Dr. Daniel Kenigsberg returned to his land in Fairfield, Connecticut, to meet a house he never built. It had been 5 years since he had been around and things looked remarkably different, almost unrecognizable.
But now, a three-storey building, still under construction, stood majestically on the previously wooded property. The house was being constructed by 51 Sky Top Partners LLC, who had documents to prove their ownership of the land. They had purchased the house for a fee of $350,000. Once the house was completed, it would be handed over to a new owner for $1.5 million.

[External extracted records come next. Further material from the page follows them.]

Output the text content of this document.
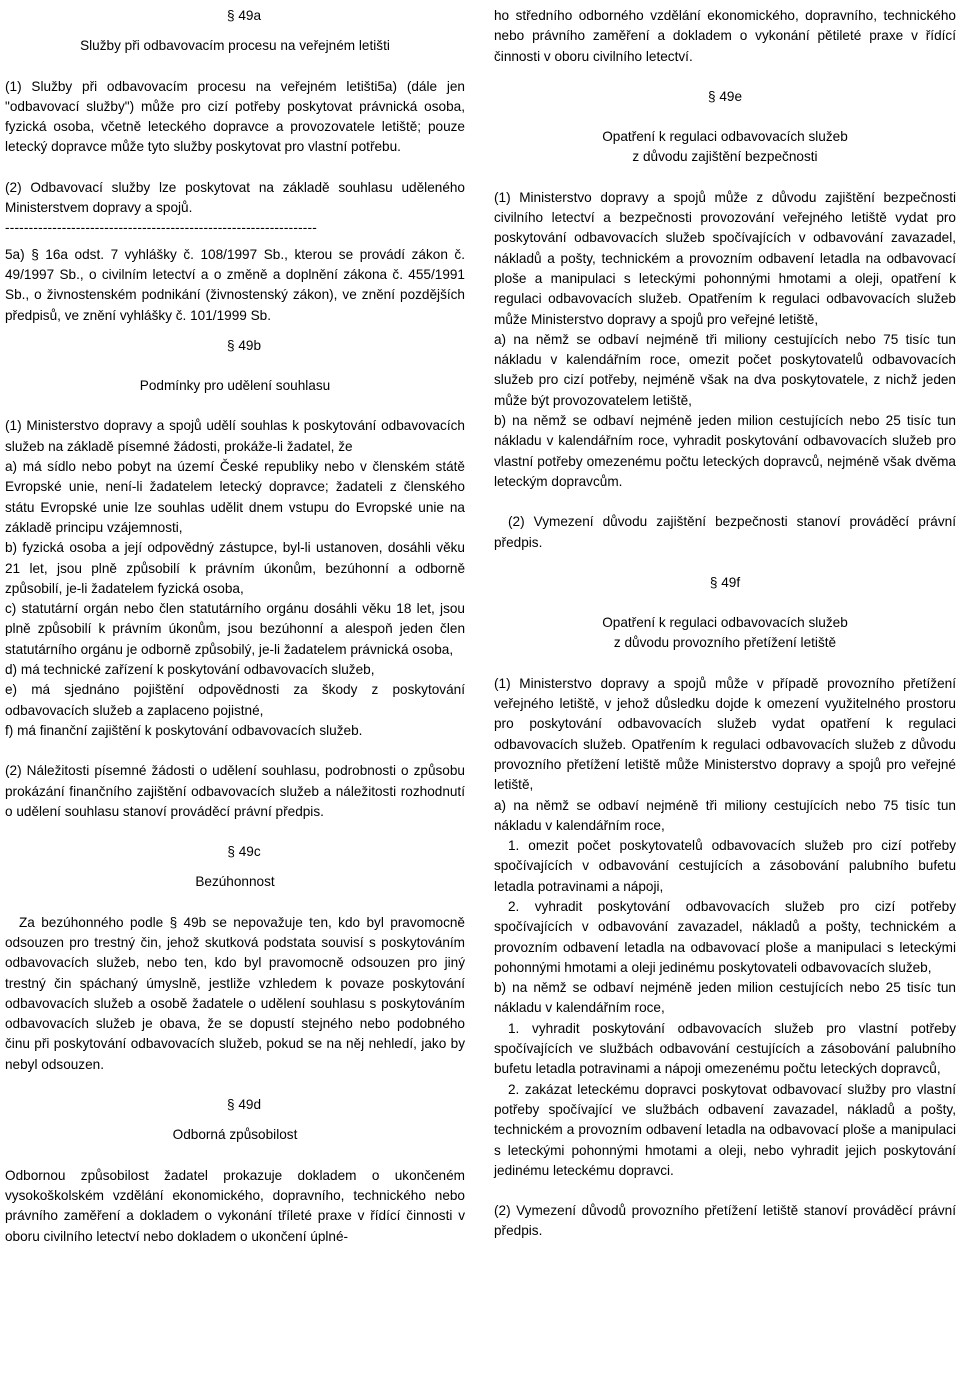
§ 49a

Služby při odbavovacím procesu na veřejném letišti

(1) Služby při odbavovacím procesu na veřejném letišti5a) (dále jen "odbavovací služby") může pro cizí potřeby poskytovat právnická osoba, fyzická osoba, včetně leteckého dopravce a provozovatele letiště; pouze letecký dopravce může tyto služby poskytovat pro vlastní potřebu.

(2) Odbavovací služby lze poskytovat na základě souhlasu uděleného Ministerstvem dopravy a spojů.

------------------------------------------------------------------

5a) § 16a odst. 7 vyhlášky č. 108/1997 Sb., kterou se provádí zákon č. 49/1997 Sb., o civilním letectví a o změně a doplnění zákona č. 455/1991 Sb., o živnostenském podnikání (živnostenský zákon), ve znění pozdějších předpisů, ve znění vyhlášky č. 101/1999 Sb.

§ 49b

Podmínky pro udělení souhlasu

(1) Ministerstvo dopravy a spojů udělí souhlas k poskytování odbavovacích služeb na základě písemné žádosti, prokáže-li žadatel, že

a) má sídlo nebo pobyt na území České republiky nebo v členském státě Evropské unie, není-li žadatelem letecký dopravce; žadateli z členského státu Evropské unie lze souhlas udělit dnem vstupu do Evropské unie na základě principu vzájemnosti,

b) fyzická osoba a její odpovědný zástupce, byl-li ustanoven, dosáhli věku 21 let, jsou plně způsobilí k právním úkonům, bezúhonní a odborně způsobilí, je-li žadatelem fyzická osoba,

c) statutární orgán nebo člen statutárního orgánu dosáhli věku 18 let, jsou plně způsobilí k právním úkonům, jsou bezúhonní a alespoň jeden člen statutárního orgánu je odborně způsobilý, je-li žadatelem právnická osoba,

d) má technické zařízení k poskytování odbavovacích služeb,

e) má sjednáno pojištění odpovědnosti za škody z poskytování odbavovacích služeb a zaplaceno pojistné,

f) má finanční zajištění k poskytování odbavovacích služeb.

(2) Náležitosti písemné žádosti o udělení souhlasu, podrobnosti o způsobu prokázání finančního zajištění odbavovacích služeb a náležitosti rozhodnutí o udělení souhlasu stanoví prováděcí právní předpis.

§ 49c

Bezúhonnost

Za bezúhonného podle § 49b se nepovažuje ten, kdo byl pravomocně odsouzen pro trestný čin, jehož skutková podstata souvisí s poskytováním odbavovacích služeb, nebo ten, kdo byl pravomocně odsouzen pro jiný trestný čin spáchaný úmyslně, jestliže vzhledem k povaze poskytování odbavovacích služeb a osobě žadatele o udělení souhlasu s poskytováním odbavovacích služeb je obava, že se dopustí stejného nebo podobného činu při poskytování odbavovacích služeb, pokud se na něj nehledí, jako by nebyl odsouzen.

§ 49d

Odborná způsobilost

Odbornou způsobilost žadatel prokazuje dokladem o ukončeném vysokoškolském vzdělání ekonomického, dopravního, technického nebo právního zaměření a dokladem o vykonání tříleté praxe v řídící činnosti v oboru civilního letectví nebo dokladem o ukončení úplné-

ho středního odborného vzdělání ekonomického, dopravního, technického nebo právního zaměření a dokladem o vykonání pětileté praxe v řídící činnosti v oboru civilního letectví.

§ 49e

Opatření k regulaci odbavovacích služeb

z důvodu zajištění bezpečnosti

(1) Ministerstvo dopravy a spojů může z důvodu zajištění bezpečnosti civilního letectví a bezpečnosti provozování veřejného letiště vydat pro poskytování odbavovacích služeb spočívajících v odbavování zavazadel, nákladů a pošty, technickém a provozním odbavení letadla na odbavovací ploše a manipulaci s leteckými pohonnými hmotami a oleji, opatření k regulaci odbavovacích služeb. Opatřením k regulaci odbavovacích služeb může Ministerstvo dopravy a spojů pro veřejné letiště,

a) na němž se odbaví nejméně tři miliony cestujících nebo 75 tisíc tun nákladu v kalendářním roce, omezit počet poskytovatelů odbavovacích služeb pro cizí potřeby, nejméně však na dva poskytovatele, z nichž jeden může být provozovatelem letiště,

b) na němž se odbaví nejméně jeden milion cestujících nebo 25 tisíc tun nákladu v kalendářním roce, vyhradit poskytování odbavovacích služeb pro vlastní potřeby omezenému počtu leteckých dopravců, nejméně však dvěma leteckým dopravcům.

(2) Vymezení důvodu zajištění bezpečnosti stanoví prováděcí právní předpis.

§ 49f

Opatření k regulaci odbavovacích služeb

z důvodu provozního přetížení letiště

(1) Ministerstvo dopravy a spojů může v případě provozního přetížení veřejného letiště, v jehož důsledku dojde k omezení využitelného prostoru pro poskytování odbavovacích služeb vydat opatření k regulaci odbavovacích služeb. Opatřením k regulaci odbavovacích služeb z důvodu provozního přetížení letiště může Ministerstvo dopravy a spojů pro veřejné letiště,

a) na němž se odbaví nejméně tři miliony cestujících nebo 75 tisíc tun nákladu v kalendářním roce,

1. omezit počet poskytovatelů odbavovacích služeb pro cizí potřeby spočívajících v odbavování cestujících a zásobování palubního bufetu letadla potravinami a nápoji,

2. vyhradit poskytování odbavovacích služeb pro cizí potřeby spočívajících v odbavování zavazadel, nákladů a pošty, technickém a provozním odbavení letadla na odbavovací ploše a manipulaci s leteckými pohonnými hmotami a oleji jedinému poskytovateli odbavovacích služeb,

b) na němž se odbaví nejméně jeden milion cestujících nebo 25 tisíc tun nákladu v kalendářním roce,

1. vyhradit poskytování odbavovacích služeb pro vlastní potřeby spočívajících ve službách odbavování cestujících a zásobování palubního bufetu letadla potravinami a nápoji omezenému počtu leteckých dopravců,

2. zakázat leteckému dopravci poskytovat odbavovací služby pro vlastní potřeby spočívající ve službách odbavení zavazadel, nákladů a pošty, technickém a provozním odbavení letadla na odbavovací ploše a manipulaci s leteckými pohonnými hmotami a oleji, nebo vyhradit jejich poskytování jedinému leteckému dopravci.

(2) Vymezení důvodů provozního přetížení letiště stanoví prováděcí právní předpis.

Dr. Kenigsberg couldn’t believe his eyes. The land had been his for over three decades. It was one of his most prized assets and proof of his heartfelt connection to Connecticut, the land of his birth and where he grew up as a child.
He had lived in another house which he later sold off, just next to the lot for many years. This land was the family’s only link and testament to their Connecticut history.
His father had bought the land in 1953 for $5,000 before passing it on to him. He, in turn, had plans to hand over the property to his children. If not for anything else but to preserve his father’s legacy and perpetuate his fondness for The Nutmeg State.
He had been out of town for 5 years until he ran into a childhood friend who mentioned a house under construction on his property. “They’re doing what?” was Kenigsberg’s reaction to his friend’s comment. “I own that and I never sold it,” he added.
He had to come to see for himself. As he approached the area, a towering soon-to-be-sold structure sitting on the land confirmed his fears. The building had been erected with much confidence. Obviously, the developer had been scammed by some fraudster.
Dr. Kenigsberg has sought the intervention of the courts to reclaim his land. While he believes that the developers were also victims of the scam, he is sure that they didn’t do their due diligence in verifying its ownership.
Dr. Kenigsberg’s attorney threw more light on the scam. “It looks like somebody from South Africa reached out to maybe the broker and maybe Attorney Monelli,” he reported.
The transfer title suggests that Dr. Kenigsberg endorsed the sale from his residence in South Africa. However, the doctor had never set foot on the shores of the African nation. Never did he sign off on its sale.
The defendants in Dr. Kenigsberg’s lawsuit are the developer, Sky Top Partners, and their lawyer, Anthony Monelli, under whose guidance they made the unfortunate purchase.
The lawsuit is praying for the court to set aside the deed transfer and authorize the demolition of the structure. Until the court decides, construction on the property will be put on hold.
This incident can serve as a reminder of the delicate nature of property rights and transfer. Also to raise our guard against smooth criminals in the real estate arena who will go to whatever length to perpetrate fraud. Meanwhile, the Fairfield Police are following whatever trail they can find to trace the fraudster involved.